Eastern Oregon University > Mountaineer Magazine > Alumni Stories > Kindergarten Queen

Kindergarten Queen

Kindergarten teacher Lynette Longchamps with her students.
Shoshone School District 2021 Teacher of the Year Lynette Longchamps, ’16, provides a firm foundation for kids from low-income
households to build social and educational success.

Katy Nesbitt

Somewhere between a miscommunication and the eagerness to start a new career, Lynette Longchamps found herself teaching kindergarten, a job she vowed to never have.

After graduating from EOU with a bachelor;s degree in education Longchamps interviewed for a third grade position in Shoshone, Idaho.

“After the interview I was told the job announcement was listed wrong, it was actually for kindergarten,” Longchamps said. “I needed to pay off student loans, so I took the job.”

While she said she had the utmost respect for kindergarten teachers, Longchamps didn’t think she had the patience for the job. 

“That first day—staring at 22 faces—I thought, what did I get myself into? I have to get them ready for first grade in nine months!”

Now in her sixth year, Longchamps wouldn’t change her position for the world.

“I love the growth I get to see them go from babies to independence. It’s fantastic to watch the confidence that grows in them,” Longchamps said.

From her earliest memories, Longchamps knew she wanted to teach. She grew up in the northern Nevada town of Battle Mountain and attended Boise State University before transferring to EOU to study English for Speakers of Other Languages and complete the teaching program.

Longchamps said she teaches in a Title 1 school, meaning 40 percent of enrollment or more are from low-income families. Many of the children have no preschool education, so to prepare 20 or more children for first grade with no para-professional help is a tall order, but she has some tried and true methods to keep order and deliver the children’s lessons.

To get their attention, Longchamps rings a doorbell she wears around her neck.

“As soon as they hear it, they put their hands on their heads and eyes on me to listen for directions,” Longchamps said.

It takes training to have 20 kids with different rhythms at home work as a cohesive unit. 

Longchamps keeps a stack of M&Ms on her desk and feeds her students large doses of compliments and positive feedback.

“Praise is huge for my little people, but treats don’t hurt!” Longchamps said.

She said teaching young children is all about the little processes.

Longchamps said, “Just to teach kids to raise their hands before they talk takes six or seven steps!”

Once her students get into the rhythm of Ms. Longchamps’ kindergarten class, they readily adapt.

“They love their routine,” Longchamps said. “If I miss something, they ask for it.”

Favorite class time activities, Longchamps said, include timed math tests, being the line leader or even better, the line caboose who gets to hold the door as the students walk out to the buses.
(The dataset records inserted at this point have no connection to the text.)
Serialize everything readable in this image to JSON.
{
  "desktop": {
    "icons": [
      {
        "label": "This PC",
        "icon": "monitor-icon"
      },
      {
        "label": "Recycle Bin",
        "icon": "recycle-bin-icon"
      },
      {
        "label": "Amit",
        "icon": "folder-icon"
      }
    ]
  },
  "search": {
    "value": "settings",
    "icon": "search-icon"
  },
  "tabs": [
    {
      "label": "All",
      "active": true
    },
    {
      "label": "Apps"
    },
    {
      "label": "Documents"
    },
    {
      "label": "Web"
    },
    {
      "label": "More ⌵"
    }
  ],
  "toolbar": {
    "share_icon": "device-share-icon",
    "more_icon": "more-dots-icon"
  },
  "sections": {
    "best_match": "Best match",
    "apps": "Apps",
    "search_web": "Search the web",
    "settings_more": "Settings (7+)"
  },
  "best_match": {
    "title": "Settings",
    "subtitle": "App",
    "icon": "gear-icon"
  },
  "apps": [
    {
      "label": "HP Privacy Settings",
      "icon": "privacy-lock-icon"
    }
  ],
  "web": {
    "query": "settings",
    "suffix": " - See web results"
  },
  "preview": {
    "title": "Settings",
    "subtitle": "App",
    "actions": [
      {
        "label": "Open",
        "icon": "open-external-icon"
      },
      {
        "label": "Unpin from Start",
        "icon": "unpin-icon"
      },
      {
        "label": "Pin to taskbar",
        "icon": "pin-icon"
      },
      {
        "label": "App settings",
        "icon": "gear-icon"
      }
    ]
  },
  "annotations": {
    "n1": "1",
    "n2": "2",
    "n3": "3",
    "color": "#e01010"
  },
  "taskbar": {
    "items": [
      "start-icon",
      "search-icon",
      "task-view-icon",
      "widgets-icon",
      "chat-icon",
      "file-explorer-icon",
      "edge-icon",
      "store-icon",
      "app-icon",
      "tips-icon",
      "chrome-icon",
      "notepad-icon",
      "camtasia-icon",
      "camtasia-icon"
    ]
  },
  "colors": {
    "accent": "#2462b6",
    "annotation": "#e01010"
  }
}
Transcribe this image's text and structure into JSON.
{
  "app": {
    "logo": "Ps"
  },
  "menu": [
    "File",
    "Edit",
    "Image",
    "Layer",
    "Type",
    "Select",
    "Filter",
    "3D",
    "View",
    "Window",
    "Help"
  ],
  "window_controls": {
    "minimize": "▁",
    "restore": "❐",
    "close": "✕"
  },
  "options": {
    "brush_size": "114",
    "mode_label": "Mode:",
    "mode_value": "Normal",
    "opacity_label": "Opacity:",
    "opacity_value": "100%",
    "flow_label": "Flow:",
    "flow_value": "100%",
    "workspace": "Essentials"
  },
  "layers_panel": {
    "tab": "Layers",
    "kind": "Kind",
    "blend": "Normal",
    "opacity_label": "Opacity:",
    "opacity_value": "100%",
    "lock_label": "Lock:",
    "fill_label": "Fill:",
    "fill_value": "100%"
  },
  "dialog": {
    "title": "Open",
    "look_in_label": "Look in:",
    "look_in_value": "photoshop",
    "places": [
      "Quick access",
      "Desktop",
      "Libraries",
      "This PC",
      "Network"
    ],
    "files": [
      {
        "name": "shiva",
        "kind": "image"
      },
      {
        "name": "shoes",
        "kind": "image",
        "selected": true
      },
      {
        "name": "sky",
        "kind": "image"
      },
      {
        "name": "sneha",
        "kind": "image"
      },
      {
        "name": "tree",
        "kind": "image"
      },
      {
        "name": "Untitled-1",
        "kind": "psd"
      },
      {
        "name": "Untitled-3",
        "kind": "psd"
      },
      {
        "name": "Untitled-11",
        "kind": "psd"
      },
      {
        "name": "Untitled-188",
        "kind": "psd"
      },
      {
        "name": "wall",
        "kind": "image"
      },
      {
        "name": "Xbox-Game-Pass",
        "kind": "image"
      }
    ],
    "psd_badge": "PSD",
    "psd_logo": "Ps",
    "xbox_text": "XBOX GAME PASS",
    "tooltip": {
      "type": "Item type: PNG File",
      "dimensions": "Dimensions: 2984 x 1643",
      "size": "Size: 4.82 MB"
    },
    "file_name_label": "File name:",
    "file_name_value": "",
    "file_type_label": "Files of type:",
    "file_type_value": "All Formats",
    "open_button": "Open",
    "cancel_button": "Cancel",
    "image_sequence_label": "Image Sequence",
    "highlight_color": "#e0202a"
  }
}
The rudimentary lessons of kindergarten are so integral in the preparation for the entire K-12 existence, and Longchamps said she wants to give her students a solid foundation for entering school.

“Everyone remembers their kindergarten teacher,” Longchamps said. “Every person I ever talked to since I took this job said they remember her name and they always have fond memories. I would like to give that to my kids.”

“Everyone remembers their kindergarten teacher. Every person I ever talked to since I took this job said they remember her name and they always have fond memories.”

– Lynette Longchamps, ’16

Her commitment, dedication and passion for her work has not gone unnoticed. In May of 2021, the students, parents and staff at her school recognized her as Teacher of the Year. 

Longchamps said her reward as a kindergarten teacher goes beyond the accolades and the progress her students make during their first year in a formal education environment. 

“They teach me acceptance,” Longchamps said. “I’ve had some tough students—like a table flipper—and the other kids take them in with their whole heart and love them with genuine joy.”

Longchamps may not have felt prepared for the busyness of five year-olds, but she said she did feel prepared to face a career as a teacher after graduating from EOU.

When she started in Shoshone she was one of four brand new teachers.

“I knew what the programs in the schools were and that first year I never felt uneasy or had a lot of questions,” Longchamps said.

She even had colleagues tell her she was well-prepared for her first year and said she’s happy with her decision to go to EOU.

“My professors had a love for education, for kids and for making us the best educators we could be,” Longchamps said.